Comme s'il s'agissait d'une psychanalyse, les vibrations sonores que constitue la musique sont porteuses de charges émotives libératrices. Qu'il soit question de mouvements romantiques, d'en-volées impétueuses ou de rythmes dansants, le fait de s'arrêter pour écouter, pour ressentir, apprécier, et vivre dans son corps ces résonances envahissantes mais combien réconfortantes que nous offrent les poètes des sons, nous rend heureux et nous donne, ne serait-ce qu'un instant, l'occasion d'approcher le bonheur.
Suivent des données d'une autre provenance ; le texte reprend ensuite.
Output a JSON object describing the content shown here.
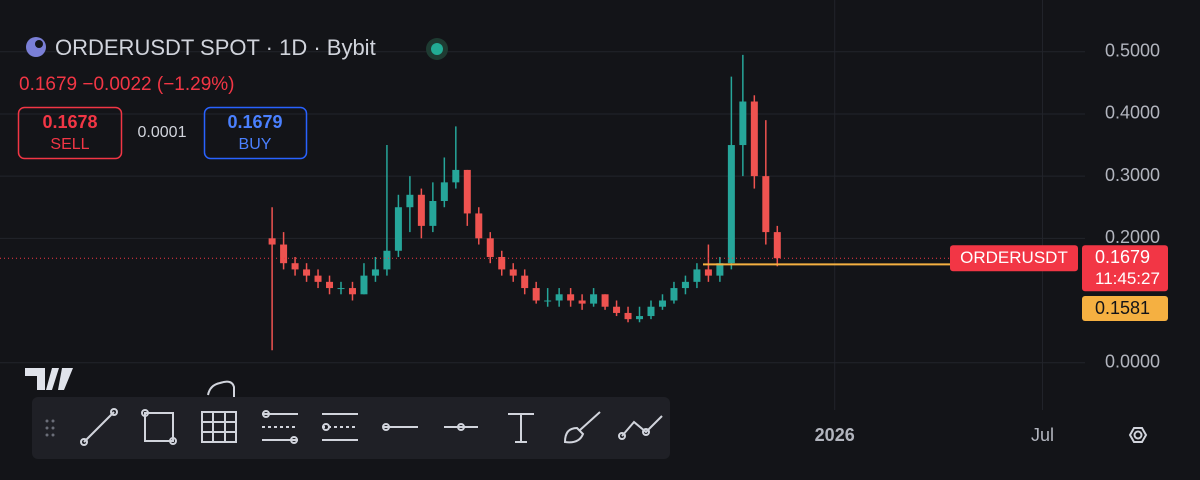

Il est vrai que toutes les musiques ne procurent pas des effets libérateurs identiques. C'est pourquoi, suivant notre état d'âme, un choix vibratoire personnel et circonstancié s'impose. Les études démontrent d'ailleurs, qu'à l'écoute des musiques, des différences significatives peuvent être observées dans les réactions des individus dépendant de la structure mélodique en présence. Si l'on s'en reporte à l'écoute de la musique classique, on affirme encore aujourd'hui que les oeuvres de Bach et de Haendel auraient pour effet de nous entraîner au coeur du mystère sacré de la vie tandis que celles de Beethoven et Mendelssoln sauraient davantage rejoindre en nous les sentiments humains, l'expression des grandes joies tout comme la compassion.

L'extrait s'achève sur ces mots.